Par , publié le 17 octobre 2023

La partie semblait déjà perdue pour les grands opérateurs télécoms européens, malgré une intense bataille de lobbying et de puissants appuis politiques. Elle l’est définitivement. Selon l’agence Reuters, la Commission européenne vient en effet d’enterrer son projet de “contribution juste”, visant à taxer les plus gros consommateurs de bande passante, en particulier Netflix et YouTube, pour financer le déploiement de la fibre optique et de la 5G sur le continent. Si Bruxelles ne commente pas officiellement cet abandon, les dernières déclarations de Thierry Breton semblent le confirmer implicitement. Dans un message publié la semaine dernière sur LinkedIn, le commissaire au marché intérieur évoque bien la nécessité de “trouver un modèle de financement” des réseaux, mais il ne mentionne plus cette initiative.

La France était pour – L’idée de taxer les géants d’Internet n’est pas nouvelle. Et pas limitée à l’Europe – en Corée du Sud, une loi permet théoriquement aux fournisseurs d’accès de faire payer les gros consommateurs.
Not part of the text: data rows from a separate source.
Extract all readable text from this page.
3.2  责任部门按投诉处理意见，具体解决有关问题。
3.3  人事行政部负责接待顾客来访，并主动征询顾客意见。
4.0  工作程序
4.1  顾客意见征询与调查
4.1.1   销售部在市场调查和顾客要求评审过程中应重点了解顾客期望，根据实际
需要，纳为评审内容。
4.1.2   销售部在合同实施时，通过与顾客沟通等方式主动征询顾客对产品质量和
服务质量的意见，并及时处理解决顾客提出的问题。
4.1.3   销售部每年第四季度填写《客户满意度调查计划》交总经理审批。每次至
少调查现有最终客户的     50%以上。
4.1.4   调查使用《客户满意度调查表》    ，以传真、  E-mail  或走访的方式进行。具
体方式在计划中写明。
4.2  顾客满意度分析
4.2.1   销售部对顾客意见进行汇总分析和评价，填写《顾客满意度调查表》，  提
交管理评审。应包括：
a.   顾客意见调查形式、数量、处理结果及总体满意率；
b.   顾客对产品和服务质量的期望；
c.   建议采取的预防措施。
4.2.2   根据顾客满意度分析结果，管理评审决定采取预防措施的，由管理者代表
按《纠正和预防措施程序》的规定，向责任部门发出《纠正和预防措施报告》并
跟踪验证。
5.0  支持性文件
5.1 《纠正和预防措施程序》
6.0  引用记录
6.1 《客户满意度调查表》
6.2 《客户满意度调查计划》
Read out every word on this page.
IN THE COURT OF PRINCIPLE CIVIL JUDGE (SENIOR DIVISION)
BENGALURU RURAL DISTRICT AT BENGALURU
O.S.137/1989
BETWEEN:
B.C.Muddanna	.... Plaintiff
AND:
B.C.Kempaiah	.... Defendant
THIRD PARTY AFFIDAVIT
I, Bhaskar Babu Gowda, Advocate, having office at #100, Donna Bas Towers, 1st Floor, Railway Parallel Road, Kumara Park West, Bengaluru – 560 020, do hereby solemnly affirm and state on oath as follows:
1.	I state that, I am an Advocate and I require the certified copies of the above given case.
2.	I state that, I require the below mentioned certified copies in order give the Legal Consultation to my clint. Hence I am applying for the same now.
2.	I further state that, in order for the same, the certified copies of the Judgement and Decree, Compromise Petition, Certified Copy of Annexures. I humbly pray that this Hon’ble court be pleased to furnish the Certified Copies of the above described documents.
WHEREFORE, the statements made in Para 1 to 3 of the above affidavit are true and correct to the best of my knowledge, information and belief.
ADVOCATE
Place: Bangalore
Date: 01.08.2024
Elle a été réactivée l’an passé par la Commission, notamment par Thierry Breton, l’ancien patron de France Télécom, l’ancêtre d’Orange. Elle était aussi portée par les gouvernements français, espagnol et italien. Mais l’Allemagne, l’Irlande ou encore les Pays-Bas faisaient partie des opposants. Au terme d’une consultation publique, dont les résultats viennent d’être rendus publics, l’exécutif européen a également constaté que son projet n’était soutenu que par les opérateurs télécoms. Abandonnée, la taxe peut encore être relancée. Mais pas avant l’entrée en fonction de la nouvelle Commission… en 2025.

300 milliards d’euros – Dans cette bataille de gros sous, pour préserver les profits des uns ou doper ceux des autres, les géants des télécoms mettaient en avant leurs importants investissements dans les infrastructures, pour accompagner l’explosion du trafic, en raison principalement du développement des plateformes vidéo. En France, par exemple, Netflix, Google, qui détient YouTube, Facebook et Amazon consomment plus de 40% de la bande passante, selon les données publiées par l’Arcep. D’après les opérateurs, cette situation n’est plus viable, alors qu’ils estiment qu’ils vont devoir dépenser 300 milliards d’euros pour atteindre les objectifs de connectivité fixés par Bruxelles, qui souhaite que l’ensemble de la population européenne soit connecté au très haut débit et à la 5G d’ici à 2030.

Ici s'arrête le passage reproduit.